Les axes structurants et la ceinture urbaine connaîtront des régimes différenciés: 50 km/h la journée et 30 km/h la nuit, là où les valeurs sonores limites sont dépassées. Les limitations de vitesse actuelles seront maintenues la journée sur les autres axes structurants, mais elles seront abaissées à 50 km/h la nuit s'il faut se conformer aux normes fédérales.

Améliorer la qualité de vie

Cette nouvelle stratégie doit permettre d'améliorer la qualité de vie de 77'000 habitants sur les 120'000 - un quart de la population genevoise - qui sont confrontés à des niveaux sonores dépassant les normes fédérales de jour comme de nuit, en particulier en Ville de Genève. Sur certains axes, comme à l'avenue Pictet-de-Rochemont ou à la rue des Deux-Ponts, le bruit atteint même les limites d'alarme.

Genève est le troisième canton où les habitants sont le plus exposés au bruit routier. Pendant longtemps, il s'est reposé sur des allégements des valeurs limites d'immission. Mais en 2017, suite à un recours de riverains, la justice a imposé un essai de limitation de la vitesse de 50 km/h à 30 km/h au boulevard du Pont-D'Arve, a rappelé Serge Dal Busco. Le bruit a ainsi été diminué par deux.

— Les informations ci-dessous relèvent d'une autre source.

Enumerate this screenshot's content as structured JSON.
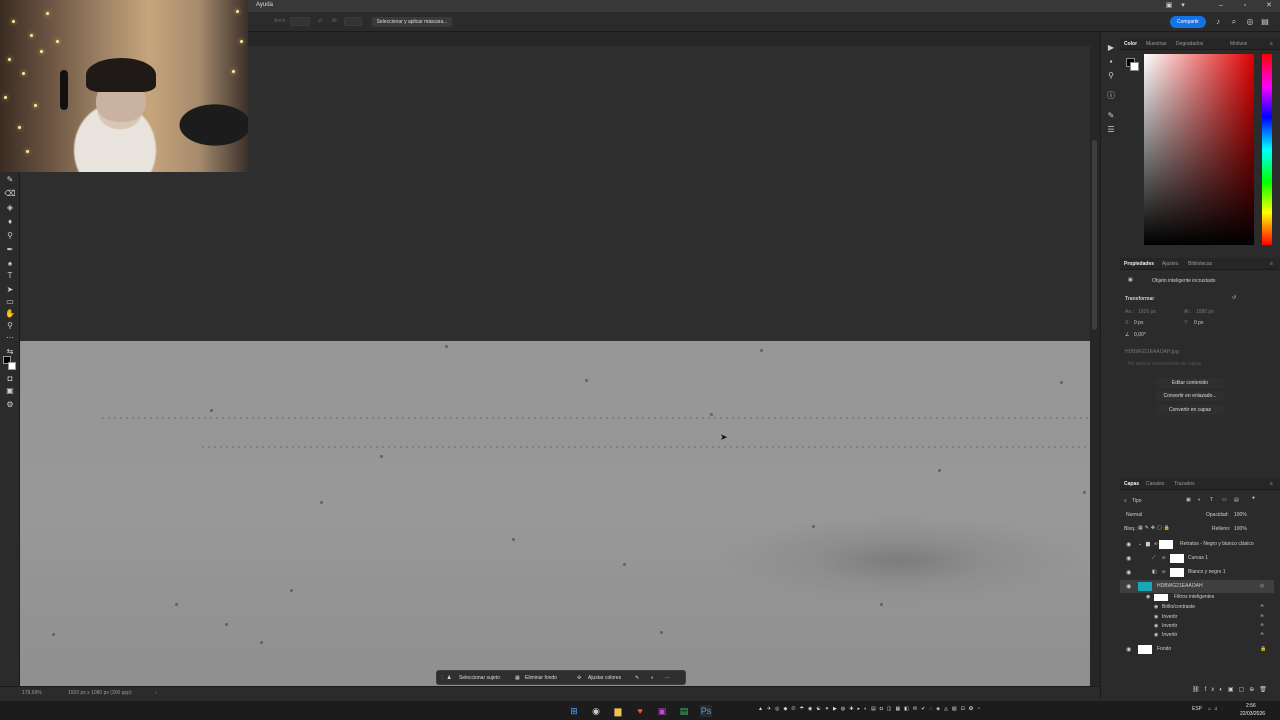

Outre l'amélioration de la qualité de vie, la modération de la vitesse permet de réduire la gravité des accidents de la route. Les cas de Bruxelles (B) et de Grenoble (F) montrent qu'elle n'entrave pas la fluidité du trafic ni des transports publics. En outre, la mesure ne s'applique pas aux véhicules d'urgence.

"Large adhésion"

La nouvelle stratégie cantonale s'appuie sur une large consultation menée au printemps 2021 auprès des communes, des partis politiques, des organisations faîtières, des associations, des institutions et des services d'urgence. "La large adhésion aux propositions nous permet d'être optimistes dans l'atteinte des objectifs", a relevé Serge Dal Busco, qui qualifie la stratégie de "raisonnable".

L'ensemble des axes routiers concernés feront l'objet d'une enquête publique au printemps. En l'absence de recours, la stratégie pourra être déployée dans l'hyper-centre et sur les axes routiers où les valeurs d'alarme sont dépassées d'ici à la fin de l'année. Elle sera mise en place en 2023 sur les autres axes routiers.